When the movie was released in France,it was looked upon by most of the critics as a failure.Since it has been restored to favor and enjoys a high rating on the IMDb.

Hindsight reveals that Demy's work thoroughly deserved its restoring to favor.It's all the more precious as it was to be the only movie where the Dorleac sisters (Catherine and Françoise) would appear together,after the latter's tragic death.

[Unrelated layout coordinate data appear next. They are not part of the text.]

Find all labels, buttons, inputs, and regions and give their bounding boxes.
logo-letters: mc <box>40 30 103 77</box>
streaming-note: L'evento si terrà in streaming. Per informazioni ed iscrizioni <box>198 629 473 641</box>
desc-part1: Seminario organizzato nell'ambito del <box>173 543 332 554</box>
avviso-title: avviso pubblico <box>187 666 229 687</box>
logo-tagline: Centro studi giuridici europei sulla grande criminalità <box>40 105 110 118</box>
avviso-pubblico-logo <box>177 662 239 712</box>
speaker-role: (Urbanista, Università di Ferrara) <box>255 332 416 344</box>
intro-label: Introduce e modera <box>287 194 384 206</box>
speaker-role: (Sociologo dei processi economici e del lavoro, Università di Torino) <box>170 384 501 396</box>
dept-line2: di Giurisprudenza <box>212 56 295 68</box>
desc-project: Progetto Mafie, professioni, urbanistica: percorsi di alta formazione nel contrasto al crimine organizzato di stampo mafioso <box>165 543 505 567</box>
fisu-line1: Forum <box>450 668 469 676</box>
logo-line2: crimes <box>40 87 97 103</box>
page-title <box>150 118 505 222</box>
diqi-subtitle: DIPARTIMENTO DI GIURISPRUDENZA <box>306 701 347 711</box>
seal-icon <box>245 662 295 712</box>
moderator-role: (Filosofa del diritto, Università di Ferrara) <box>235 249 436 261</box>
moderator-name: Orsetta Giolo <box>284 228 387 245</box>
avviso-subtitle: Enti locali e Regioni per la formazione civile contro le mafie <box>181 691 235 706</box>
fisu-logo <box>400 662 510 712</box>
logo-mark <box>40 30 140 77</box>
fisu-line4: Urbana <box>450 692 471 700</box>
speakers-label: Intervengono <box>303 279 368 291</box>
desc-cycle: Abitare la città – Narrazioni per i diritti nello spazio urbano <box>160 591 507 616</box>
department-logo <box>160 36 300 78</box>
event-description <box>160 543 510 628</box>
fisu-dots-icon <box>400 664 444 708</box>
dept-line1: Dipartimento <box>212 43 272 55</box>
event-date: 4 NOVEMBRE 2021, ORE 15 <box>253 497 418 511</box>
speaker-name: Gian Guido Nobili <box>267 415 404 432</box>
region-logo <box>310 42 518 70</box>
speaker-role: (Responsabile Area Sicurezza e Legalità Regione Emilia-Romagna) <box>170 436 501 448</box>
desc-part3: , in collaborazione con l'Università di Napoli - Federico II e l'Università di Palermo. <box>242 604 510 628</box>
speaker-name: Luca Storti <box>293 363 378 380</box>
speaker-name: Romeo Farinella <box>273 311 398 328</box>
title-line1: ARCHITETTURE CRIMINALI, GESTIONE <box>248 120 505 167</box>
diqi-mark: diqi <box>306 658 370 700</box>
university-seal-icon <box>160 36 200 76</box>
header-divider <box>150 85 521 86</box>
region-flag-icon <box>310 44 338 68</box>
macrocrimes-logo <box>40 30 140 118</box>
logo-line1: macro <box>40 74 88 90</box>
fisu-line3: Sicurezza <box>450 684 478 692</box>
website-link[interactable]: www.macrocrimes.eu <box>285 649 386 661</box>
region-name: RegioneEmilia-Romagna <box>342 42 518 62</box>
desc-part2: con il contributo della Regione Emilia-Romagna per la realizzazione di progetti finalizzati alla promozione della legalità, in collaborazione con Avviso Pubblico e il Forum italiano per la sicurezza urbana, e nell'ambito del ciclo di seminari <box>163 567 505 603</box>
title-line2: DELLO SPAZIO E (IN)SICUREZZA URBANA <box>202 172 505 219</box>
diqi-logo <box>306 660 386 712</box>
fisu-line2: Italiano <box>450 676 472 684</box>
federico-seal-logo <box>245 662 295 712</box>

A whole town is singing and dancing ,a whole town which painter Demy colors in pastel blue ,green ,yellow,pink just as he did in Cherbourg,three years before.But,unlike "the parapluies",the lines are not sung,it's actually closer to American musicals ,which Gene Kelly's and George Chakiris's presence reinforces.The French cast is also very exciting:Danielle Darrieux is marvelously cast as the mother (she would often be Deneuve 's mother,check "8 femmes"!)and there's also a Demy's favorite ,Jacques Perrin (who would be Prince Charming in "Peau d'âne)and Michel Piccoli.

Michel Legrand,without whom a Demy movie would not exist, gave one of his best tunes "the twin sisters song" .

As I said at the beginning of my comment,the movie met mixed critical reception when it was released and not-so-great commercial success.Demy exiled himself to America where he made the uneven "Model shop" ;but "Peau d'Ane" (1970) reasserted his talent in his native country.